W wielu miastach Niemiec w sobotę odbyły się tradycyjne marsze wielkanocne, których uczestnicy jak co roku apelowali o pokój na świecie. Tym razem w centrum uwagi znalazły się wojny w Strefie Gazy i na Ukrainie. Wzywano do rozejmu, negocjacji pokojowych i wstrzymania dostaw broni.
W całym kraju organizatorzy zgłosili około 70 wydarzeń. Większość pokojowych demonstracji przypadła na Wielką Sobotę, ale kolejne są planowane na Niedzielę Wielkanocną i Poniedziałek Wielkanocny - podaje portal tagesschau.
Postulaty tegorocznych marszów koncentrują się na rosyjskiej agresji przeciwko Ukrainie i na wojnie na Bliskim Wschodzie. Demonstranci wzywają również do rozbrojenia nuklearnego i krytykują rosnące wydatki na zbrojenia.
Demonstracja w Berlinie
Policja naliczyła w sobotę w Berlinie około 3500 uczestników. Wezwanie do demonstracji zostało poparte przez liczne grupy i organizacje.
Według agencji dpa kilku uczestników prezentowało hasła takie jak „Przyjaźń z Rosją - Viva Palaestina”, „Pokój z Rosją” i „Ludobójstwo w Gazie”. Oprócz symboli gołąbka pokoju można było zobaczyć flagi palestyńskie i rosyjskie.
Podczas kontrdemonstracji, zapowiadanej jako alternatywny marsz wielkanocny, sojusz ukraiński Vitsche wzywał do wspierania Ukrainy i solidarności z ofiarami rosyjskiej agresji.
Marsze wielkanocne odbyły się między innymi także w Stuttgarcie, Bremie, Kolonii i Monachium.
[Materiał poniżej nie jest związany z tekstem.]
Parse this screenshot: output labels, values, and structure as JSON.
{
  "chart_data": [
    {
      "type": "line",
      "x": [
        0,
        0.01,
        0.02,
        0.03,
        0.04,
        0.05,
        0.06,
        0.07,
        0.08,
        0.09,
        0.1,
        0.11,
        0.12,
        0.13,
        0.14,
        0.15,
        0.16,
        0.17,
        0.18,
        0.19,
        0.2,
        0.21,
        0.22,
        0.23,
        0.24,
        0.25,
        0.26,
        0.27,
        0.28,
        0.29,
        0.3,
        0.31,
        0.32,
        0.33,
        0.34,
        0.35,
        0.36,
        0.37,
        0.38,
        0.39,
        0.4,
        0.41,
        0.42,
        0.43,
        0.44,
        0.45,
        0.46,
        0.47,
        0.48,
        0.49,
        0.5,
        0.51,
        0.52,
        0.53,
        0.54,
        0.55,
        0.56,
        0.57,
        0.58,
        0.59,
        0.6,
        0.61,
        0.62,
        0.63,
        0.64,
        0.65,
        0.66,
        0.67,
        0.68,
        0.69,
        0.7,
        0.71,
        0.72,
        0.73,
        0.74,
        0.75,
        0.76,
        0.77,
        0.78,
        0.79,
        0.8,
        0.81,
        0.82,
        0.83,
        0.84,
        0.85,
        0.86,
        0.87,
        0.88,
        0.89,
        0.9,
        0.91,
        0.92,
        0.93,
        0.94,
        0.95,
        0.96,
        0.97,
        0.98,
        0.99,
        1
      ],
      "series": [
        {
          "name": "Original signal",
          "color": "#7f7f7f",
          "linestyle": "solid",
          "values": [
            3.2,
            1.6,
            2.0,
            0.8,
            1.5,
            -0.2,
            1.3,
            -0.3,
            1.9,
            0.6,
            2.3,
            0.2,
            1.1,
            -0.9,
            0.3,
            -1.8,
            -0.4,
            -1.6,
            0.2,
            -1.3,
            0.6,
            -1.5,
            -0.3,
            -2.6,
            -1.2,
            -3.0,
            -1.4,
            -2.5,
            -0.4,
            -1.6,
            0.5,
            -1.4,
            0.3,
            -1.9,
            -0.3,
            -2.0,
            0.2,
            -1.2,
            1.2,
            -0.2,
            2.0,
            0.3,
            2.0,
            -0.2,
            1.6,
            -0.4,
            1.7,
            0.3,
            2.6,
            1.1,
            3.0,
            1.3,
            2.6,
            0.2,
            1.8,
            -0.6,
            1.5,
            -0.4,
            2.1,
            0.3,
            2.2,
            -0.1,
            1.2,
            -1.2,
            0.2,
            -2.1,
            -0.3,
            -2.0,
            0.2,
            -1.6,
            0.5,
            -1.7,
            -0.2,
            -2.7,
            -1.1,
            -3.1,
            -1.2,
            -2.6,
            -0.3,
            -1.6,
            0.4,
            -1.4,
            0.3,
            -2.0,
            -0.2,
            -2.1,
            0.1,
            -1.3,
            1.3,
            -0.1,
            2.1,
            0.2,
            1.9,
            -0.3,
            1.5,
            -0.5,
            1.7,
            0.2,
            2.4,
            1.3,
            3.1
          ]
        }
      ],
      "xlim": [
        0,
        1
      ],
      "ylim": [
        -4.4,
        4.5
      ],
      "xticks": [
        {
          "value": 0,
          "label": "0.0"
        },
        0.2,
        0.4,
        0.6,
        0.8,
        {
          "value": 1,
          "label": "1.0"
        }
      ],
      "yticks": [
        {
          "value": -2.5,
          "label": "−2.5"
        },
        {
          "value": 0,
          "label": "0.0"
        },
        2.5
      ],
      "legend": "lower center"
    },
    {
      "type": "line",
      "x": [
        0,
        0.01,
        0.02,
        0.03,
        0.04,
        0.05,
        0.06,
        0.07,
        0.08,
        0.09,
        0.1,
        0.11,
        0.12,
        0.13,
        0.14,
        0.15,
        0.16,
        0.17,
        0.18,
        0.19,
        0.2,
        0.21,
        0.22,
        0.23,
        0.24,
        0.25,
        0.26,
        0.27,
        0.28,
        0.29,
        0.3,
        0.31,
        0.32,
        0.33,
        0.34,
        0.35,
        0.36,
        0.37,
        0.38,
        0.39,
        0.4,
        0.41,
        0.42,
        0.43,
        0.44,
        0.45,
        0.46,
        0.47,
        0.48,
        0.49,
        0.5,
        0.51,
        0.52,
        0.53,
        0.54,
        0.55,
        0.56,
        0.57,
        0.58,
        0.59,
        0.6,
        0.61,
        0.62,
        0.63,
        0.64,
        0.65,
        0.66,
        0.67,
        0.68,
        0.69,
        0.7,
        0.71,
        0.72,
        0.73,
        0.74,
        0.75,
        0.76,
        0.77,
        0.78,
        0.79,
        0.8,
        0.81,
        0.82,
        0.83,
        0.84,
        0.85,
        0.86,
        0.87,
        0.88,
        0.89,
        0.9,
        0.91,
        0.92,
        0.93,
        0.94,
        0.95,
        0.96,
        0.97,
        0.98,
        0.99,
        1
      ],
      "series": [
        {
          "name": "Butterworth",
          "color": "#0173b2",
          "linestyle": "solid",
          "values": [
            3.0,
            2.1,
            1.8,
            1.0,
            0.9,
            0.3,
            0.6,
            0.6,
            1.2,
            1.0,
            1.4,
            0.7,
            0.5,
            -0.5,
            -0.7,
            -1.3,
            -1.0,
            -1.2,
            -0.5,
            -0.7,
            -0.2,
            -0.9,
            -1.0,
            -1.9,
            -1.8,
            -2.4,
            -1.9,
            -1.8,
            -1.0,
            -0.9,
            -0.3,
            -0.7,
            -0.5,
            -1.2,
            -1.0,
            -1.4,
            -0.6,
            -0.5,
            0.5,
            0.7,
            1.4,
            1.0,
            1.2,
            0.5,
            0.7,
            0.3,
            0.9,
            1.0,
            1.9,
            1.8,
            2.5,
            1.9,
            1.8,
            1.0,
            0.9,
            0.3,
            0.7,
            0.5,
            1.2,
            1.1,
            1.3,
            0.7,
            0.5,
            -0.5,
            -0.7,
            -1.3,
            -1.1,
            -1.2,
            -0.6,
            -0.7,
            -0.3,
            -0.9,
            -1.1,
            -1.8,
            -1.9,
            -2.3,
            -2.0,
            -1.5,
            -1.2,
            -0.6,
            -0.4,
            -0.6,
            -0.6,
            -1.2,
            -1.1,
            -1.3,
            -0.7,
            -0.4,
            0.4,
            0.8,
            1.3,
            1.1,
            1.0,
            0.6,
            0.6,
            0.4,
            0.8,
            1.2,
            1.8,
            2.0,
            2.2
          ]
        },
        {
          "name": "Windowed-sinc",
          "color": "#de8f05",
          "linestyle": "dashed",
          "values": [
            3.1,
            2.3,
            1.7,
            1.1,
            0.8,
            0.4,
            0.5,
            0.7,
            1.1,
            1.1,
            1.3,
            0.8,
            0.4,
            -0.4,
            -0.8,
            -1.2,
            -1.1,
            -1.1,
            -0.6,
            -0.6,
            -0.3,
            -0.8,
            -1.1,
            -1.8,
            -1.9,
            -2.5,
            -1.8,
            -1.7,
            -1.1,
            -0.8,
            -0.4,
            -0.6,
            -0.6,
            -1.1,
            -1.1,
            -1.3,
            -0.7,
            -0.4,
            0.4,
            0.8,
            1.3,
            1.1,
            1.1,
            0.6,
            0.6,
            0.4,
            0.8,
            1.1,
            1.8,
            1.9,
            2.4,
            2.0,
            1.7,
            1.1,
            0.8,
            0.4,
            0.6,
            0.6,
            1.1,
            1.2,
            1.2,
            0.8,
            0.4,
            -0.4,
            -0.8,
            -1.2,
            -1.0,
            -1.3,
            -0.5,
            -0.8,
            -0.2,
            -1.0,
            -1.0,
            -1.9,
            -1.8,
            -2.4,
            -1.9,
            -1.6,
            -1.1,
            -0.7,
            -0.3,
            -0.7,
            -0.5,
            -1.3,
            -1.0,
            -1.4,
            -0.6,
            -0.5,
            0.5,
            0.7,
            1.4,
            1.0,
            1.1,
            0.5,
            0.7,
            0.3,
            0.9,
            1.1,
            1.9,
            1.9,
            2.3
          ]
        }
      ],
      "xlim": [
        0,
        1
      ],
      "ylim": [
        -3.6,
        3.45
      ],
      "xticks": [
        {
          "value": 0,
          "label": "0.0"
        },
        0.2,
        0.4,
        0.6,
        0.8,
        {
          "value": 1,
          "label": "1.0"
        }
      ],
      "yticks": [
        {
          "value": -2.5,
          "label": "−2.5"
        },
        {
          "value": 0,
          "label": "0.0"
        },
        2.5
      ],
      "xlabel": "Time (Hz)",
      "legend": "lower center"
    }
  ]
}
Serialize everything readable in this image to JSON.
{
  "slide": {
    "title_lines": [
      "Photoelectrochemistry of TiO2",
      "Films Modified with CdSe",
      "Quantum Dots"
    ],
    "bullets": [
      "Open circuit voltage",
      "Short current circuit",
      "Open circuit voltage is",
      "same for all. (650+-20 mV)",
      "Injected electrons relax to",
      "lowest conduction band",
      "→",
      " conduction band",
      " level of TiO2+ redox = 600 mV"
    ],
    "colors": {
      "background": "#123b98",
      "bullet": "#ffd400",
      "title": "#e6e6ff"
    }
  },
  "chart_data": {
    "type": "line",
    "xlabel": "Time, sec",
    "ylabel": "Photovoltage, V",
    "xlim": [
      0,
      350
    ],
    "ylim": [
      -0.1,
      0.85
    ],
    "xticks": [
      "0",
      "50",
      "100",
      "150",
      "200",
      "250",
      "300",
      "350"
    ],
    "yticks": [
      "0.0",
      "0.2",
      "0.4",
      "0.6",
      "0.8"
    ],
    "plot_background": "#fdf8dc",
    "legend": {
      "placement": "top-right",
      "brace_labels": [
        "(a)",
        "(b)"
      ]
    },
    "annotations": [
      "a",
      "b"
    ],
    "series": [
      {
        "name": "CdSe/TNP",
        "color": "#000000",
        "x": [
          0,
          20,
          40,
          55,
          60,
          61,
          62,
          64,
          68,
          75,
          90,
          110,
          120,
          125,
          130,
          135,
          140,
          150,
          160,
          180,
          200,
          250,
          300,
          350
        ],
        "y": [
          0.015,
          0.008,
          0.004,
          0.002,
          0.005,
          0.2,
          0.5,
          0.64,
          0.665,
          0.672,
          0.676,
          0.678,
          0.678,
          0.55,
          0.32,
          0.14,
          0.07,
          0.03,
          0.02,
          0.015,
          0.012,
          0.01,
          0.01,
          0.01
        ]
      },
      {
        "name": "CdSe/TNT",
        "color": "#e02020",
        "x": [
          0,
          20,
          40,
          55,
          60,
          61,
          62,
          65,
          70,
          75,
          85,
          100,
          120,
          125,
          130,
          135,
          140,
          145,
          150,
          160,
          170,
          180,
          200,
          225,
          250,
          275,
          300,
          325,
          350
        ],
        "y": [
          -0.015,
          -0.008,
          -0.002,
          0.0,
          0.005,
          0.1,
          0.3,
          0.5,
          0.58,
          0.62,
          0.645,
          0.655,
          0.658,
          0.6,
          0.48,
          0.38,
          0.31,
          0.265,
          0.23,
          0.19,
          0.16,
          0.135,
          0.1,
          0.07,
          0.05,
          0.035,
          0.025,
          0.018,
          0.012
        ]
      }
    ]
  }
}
Tradycja pokojowych marszów wielkanocnych narodziła się w latach 50. XX wieku w Wielkiej Brytanii. Celem demonstracji było powstrzymanie zbrojeń atomowych. W Niemczech ruch wielkanocnych marszów pokojowych sięga początku lat 60. W latach 80. w marszach uczestniczyło co roku kilkaset tysięcy osób.